The point of the table suggested by @fdefalco is to avoid the situation where the entire process fails because one query fails when building the giant UNION-ALL. I think we can kill two birds with one stone by adding an additional column, STATUS, to indicate whether a given analysis was skipped or not. There are two scenarios that would cause an analysis to not be present in achilles_results: (i) It was skipped (explicitly or by default) or (ii) It ran but resulted in "no data found". The additional column in the achilles_processing table will allow us to easily distinguish between the cases and avoid rerunning analyses unnecessarily.

I'll get this functionality added to Achilles.

alondhe commented 1 year ago

Hey @AnthonyMolinaro -- I think this approach is great. Moving the benchmarks out, as they don't really fit with the achilles results, and then giving us this status capability to essentially QC what was run would be huge.

And we can close this WebAPI issue in that case.

fdefalco commented 1 year ago

The benchmarks are used so we will have a way to maintain them going forward. Having a status as well would be a welcome addition. We do want to know what analyses were run, how long they took, and if they generated data or not as opposed to currently being unaware of if something ran in the case where no data was generated, in which case, we still want to know how long it took to generate nothing. :)

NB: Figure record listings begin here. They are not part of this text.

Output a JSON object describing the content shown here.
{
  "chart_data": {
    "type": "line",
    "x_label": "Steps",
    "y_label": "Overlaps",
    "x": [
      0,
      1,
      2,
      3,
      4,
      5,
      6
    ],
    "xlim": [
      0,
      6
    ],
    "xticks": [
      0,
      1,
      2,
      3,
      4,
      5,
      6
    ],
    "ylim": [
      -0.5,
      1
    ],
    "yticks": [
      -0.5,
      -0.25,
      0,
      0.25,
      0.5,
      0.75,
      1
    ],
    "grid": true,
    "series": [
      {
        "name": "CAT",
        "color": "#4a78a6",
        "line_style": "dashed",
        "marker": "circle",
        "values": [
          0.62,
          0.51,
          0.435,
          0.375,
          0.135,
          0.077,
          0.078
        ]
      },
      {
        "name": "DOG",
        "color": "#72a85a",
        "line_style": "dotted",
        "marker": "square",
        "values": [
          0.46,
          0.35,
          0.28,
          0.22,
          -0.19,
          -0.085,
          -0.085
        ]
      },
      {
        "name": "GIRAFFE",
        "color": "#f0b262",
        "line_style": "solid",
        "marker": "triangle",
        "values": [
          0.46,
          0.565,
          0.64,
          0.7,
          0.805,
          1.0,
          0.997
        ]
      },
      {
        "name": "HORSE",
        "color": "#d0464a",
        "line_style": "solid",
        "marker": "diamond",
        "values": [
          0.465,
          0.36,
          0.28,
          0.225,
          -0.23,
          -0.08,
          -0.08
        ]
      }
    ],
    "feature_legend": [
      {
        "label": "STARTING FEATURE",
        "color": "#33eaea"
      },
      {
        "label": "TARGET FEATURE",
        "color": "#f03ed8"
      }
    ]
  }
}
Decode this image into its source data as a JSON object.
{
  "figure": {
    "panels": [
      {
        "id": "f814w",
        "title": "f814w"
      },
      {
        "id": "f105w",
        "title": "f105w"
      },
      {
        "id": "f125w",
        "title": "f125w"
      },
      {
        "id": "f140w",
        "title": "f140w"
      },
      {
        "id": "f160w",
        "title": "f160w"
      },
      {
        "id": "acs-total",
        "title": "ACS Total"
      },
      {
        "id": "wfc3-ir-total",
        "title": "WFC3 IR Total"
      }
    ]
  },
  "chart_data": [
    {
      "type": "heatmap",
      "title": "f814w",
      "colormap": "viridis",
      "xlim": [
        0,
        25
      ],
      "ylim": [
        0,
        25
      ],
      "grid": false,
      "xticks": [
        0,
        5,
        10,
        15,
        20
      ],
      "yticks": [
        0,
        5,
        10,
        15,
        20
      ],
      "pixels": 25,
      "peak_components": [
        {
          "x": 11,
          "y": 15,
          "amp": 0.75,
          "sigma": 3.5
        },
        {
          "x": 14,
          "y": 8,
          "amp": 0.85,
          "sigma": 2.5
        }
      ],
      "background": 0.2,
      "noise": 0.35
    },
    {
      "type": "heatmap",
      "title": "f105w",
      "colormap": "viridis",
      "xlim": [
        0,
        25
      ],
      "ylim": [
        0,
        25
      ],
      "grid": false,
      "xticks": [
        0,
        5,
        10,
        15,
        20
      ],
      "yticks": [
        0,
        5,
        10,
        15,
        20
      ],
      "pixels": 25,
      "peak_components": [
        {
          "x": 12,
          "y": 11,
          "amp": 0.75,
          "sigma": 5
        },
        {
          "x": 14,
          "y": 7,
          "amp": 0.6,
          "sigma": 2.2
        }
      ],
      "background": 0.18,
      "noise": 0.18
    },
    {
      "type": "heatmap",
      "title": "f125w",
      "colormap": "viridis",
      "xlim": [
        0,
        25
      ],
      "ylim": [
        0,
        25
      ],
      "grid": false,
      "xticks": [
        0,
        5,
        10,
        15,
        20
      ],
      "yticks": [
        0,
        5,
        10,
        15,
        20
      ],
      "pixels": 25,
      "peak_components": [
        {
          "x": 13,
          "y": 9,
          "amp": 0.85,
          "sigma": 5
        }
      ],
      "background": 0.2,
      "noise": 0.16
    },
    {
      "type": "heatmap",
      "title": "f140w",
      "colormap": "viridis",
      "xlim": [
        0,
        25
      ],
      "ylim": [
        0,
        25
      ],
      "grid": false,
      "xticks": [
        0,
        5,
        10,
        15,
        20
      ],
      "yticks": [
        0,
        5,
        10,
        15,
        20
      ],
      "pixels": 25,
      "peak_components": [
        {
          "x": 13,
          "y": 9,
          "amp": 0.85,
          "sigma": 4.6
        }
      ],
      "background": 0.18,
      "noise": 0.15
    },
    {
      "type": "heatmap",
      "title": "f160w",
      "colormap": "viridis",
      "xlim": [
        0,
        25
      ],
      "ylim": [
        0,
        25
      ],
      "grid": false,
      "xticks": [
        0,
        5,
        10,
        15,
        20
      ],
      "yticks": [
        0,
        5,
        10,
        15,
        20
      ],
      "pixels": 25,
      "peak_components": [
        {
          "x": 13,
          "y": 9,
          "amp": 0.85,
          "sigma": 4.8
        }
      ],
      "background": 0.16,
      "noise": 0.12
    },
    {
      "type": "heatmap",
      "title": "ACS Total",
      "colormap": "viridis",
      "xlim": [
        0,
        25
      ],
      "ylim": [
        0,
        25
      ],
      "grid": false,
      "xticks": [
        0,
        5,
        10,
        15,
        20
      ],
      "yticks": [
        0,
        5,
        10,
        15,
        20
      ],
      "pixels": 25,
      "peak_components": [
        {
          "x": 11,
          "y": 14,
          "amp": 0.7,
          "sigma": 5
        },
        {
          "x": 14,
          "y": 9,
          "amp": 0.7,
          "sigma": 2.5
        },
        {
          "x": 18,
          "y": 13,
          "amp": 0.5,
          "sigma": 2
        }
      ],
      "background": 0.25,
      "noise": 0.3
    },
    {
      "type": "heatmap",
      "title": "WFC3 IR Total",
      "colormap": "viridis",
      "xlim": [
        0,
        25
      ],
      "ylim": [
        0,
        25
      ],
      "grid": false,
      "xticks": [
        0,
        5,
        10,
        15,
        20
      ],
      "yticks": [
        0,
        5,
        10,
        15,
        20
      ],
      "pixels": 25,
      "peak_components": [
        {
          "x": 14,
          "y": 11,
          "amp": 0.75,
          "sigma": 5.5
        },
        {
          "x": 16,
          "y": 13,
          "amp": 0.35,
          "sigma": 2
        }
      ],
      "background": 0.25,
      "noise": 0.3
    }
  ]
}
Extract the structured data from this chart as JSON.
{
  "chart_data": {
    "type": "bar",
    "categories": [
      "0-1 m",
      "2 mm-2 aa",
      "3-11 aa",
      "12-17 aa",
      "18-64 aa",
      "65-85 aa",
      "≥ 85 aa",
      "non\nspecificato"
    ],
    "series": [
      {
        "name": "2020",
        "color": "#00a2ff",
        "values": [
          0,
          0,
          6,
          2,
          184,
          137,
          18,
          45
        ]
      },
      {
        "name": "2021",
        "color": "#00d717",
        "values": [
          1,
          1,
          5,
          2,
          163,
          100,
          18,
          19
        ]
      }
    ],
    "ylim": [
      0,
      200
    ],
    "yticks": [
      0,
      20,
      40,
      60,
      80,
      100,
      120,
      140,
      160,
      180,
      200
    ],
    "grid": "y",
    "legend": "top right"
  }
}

anthonysena commented 1 year ago

Profiling this issue reveals the error as reported originally. Including the full query here:

org.springframework.jdbc.UncategorizedSQLException: PreparedStatementCallback; uncategorized SQLException for SQL [SELECT
  c1.concept_id     AS concept_id,
  c2.concept_name   AS category,
  ard1.min_value    AS min_value,
  ard1.p10_value    AS p10_value,
  ard1.p25_value    AS p25_value,
  ard1.median_value AS median_value,
  ard1.p75_value    AS p75_value,
  ard1.p90_value    AS p90_value,
  ard1.max_value    AS max_value
FROM results.achilles_results_dist ard1
INNER JOIN
cdm.concept c1
ON CAST(CASE WHEN REGEXP_INSTR(ard1.stratum_1, '^[\-\+]?(\\d*\\.)?\\d+([Ee][\-\+]?\\d+)?$') = 1 THEN ard1.stratum_1 ELSE null END AS INT) = c1.concept_id
INNER JOIN
cdm.concept c2
ON CAST(CASE WHEN REGEXP_INSTR(ard1.stratum_2, '^[\-\+]?(\\d*\\.)?\\d+([Ee][\-\+]?\\d+)?$') = 1 THEN ard1.stratum_2 ELSE null END AS INT) = c2.concept_id
WHERE ard1.analysis_id = 706
AND ard1.count_value > 0
AND c1.concept_id = ?]; 

SQL state [XX000]; error code [500310]; [Amazon](500310) Invalid operation: Invalid digit, Value '.', Pos 2, Type: Integer 
Details: 
 -----------------------------------------------
  error:  Invalid digit, Value '.', Pos 2, Type: Integer 
  code:      1207
  context:   43.45
  query:     230492237
  location:  :0
  process:   query10_199_230492237 [pid=0]
  -----------------------------------------------;

From discussion with @alondhe @chrisknoll - we can revise the query above to use the analysis_id in the CASE statement to prevent these types of CASTing problems.